The two-hundred-pound mounds of black sand beneath each of these sculptures nod to Felix González-Torres’s poetic piles of candy and suggest a body’s worth of ashes anchoring fragile, unprotected archives of unstable evidence. The wood boxes themselves call to mind the spare containers in which the bodies of those who died from AIDS in the ’80s—often estranged from those who were legally recognized as family, forced into indigence, or otherwise unclaimed—were buried in unmarked potter’s fields. They also evoke intimate world-building spaces or expressions of a kind of fandom—like Max Ewing’s legendary 1928 installation, “Gallery of Extraordinary Portraits,” a photo-covered walk-in closet—where queer life could be safely and semiprivately conjured and celebrated.

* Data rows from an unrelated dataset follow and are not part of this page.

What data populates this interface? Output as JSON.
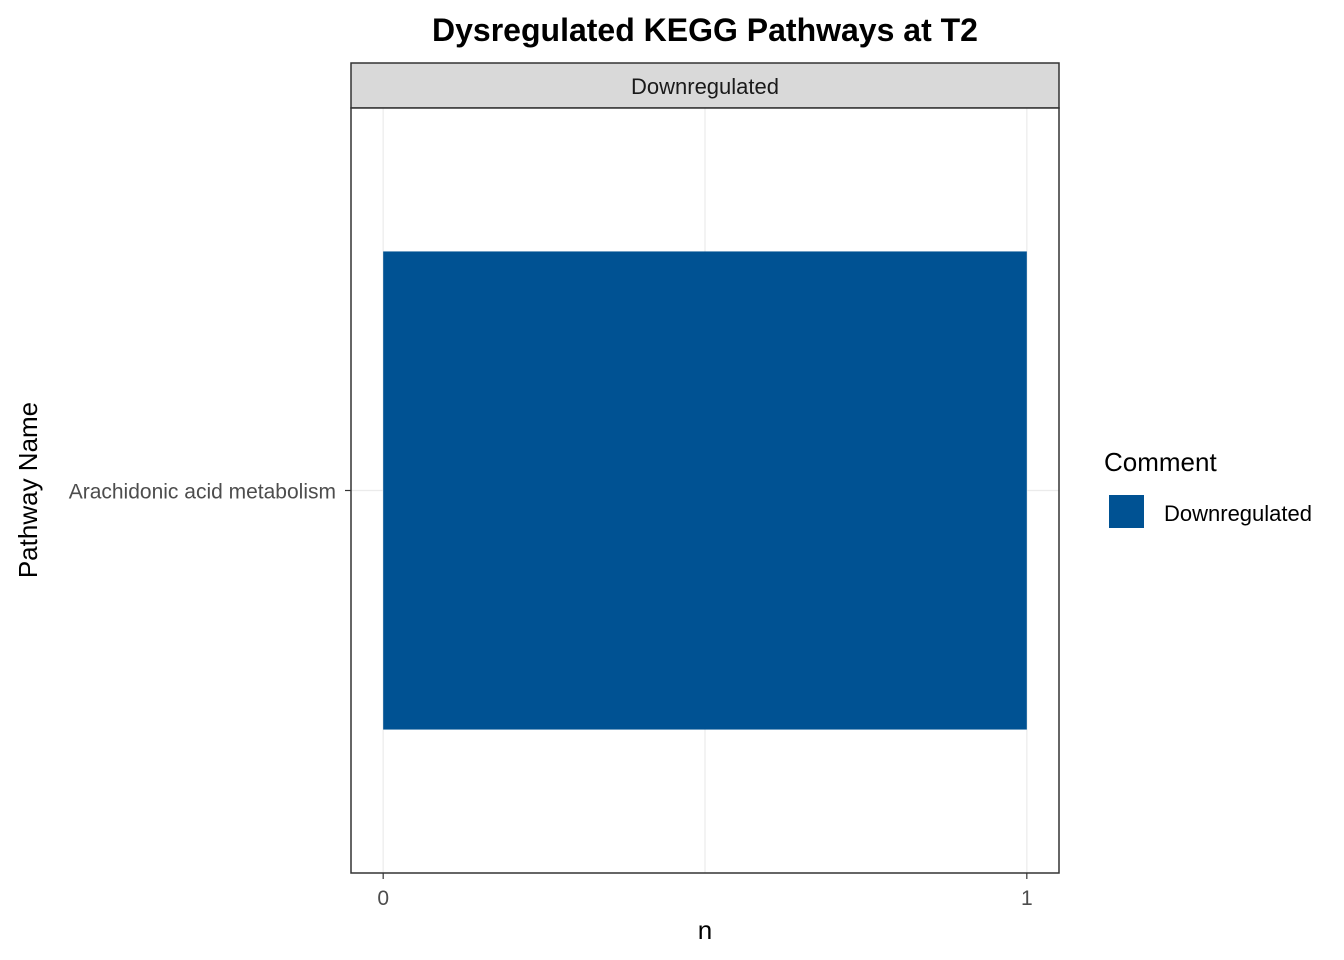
{
  "chart_data": {
    "type": "bar",
    "orientation": "horizontal",
    "title": "Dysregulated KEGG Pathways at T2",
    "facet": "Downregulated",
    "categories": [
      "Arachidonic acid metabolism"
    ],
    "series": [
      {
        "name": "Downregulated",
        "values": [
          1
        ],
        "color": "#005293"
      }
    ],
    "xlabel": "n",
    "ylabel": "Pathway Name",
    "xlim": [
      -0.05,
      1.05
    ],
    "xticks": [
      "0",
      "1"
    ],
    "grid": true,
    "legend": {
      "title": "Comment",
      "position": "right",
      "items": [
        {
          "label": "Downregulated",
          "color": "#005293"
        }
      ]
    }
  }
}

On the walls opposite the sculptures are two large-scale horizontal adhesive pigment prints that feature, respectively, details from unspecified high school yearbooks from 1953 through ’64, and a black-and-white photo from an undated and unattributed negative. In the latter, a young man dressed in dark, wide-legged pants resembling a sailor’s trousers smiles broadly while carrying another man in his arms. In the former, the cropped yearbook shots locate potential indications of queer relations: a group of young men streaking at night across a lawn; portraits of four male students grouped on a page; loving inscriptions in which students wish each other “the best to you in the future.” Krueger zooms in on these nearly imperceptible moments as if to accord them overdue care and attention, while also underscoring their tenuousness, or the possibility that these relations may not be what they seem. A hand aiming a gun appears amid the selection—a jarring symbol presaging violence. The image forces us immediately out of the curated past and into the present, where “don’t say gay” and anti-trans bills are not headlines from faded clippings but the news of the day, like a gun handled by school boys and all too likely to fire. Mounted on top of both these works, black brackets hold lit candles, adding a memorial air.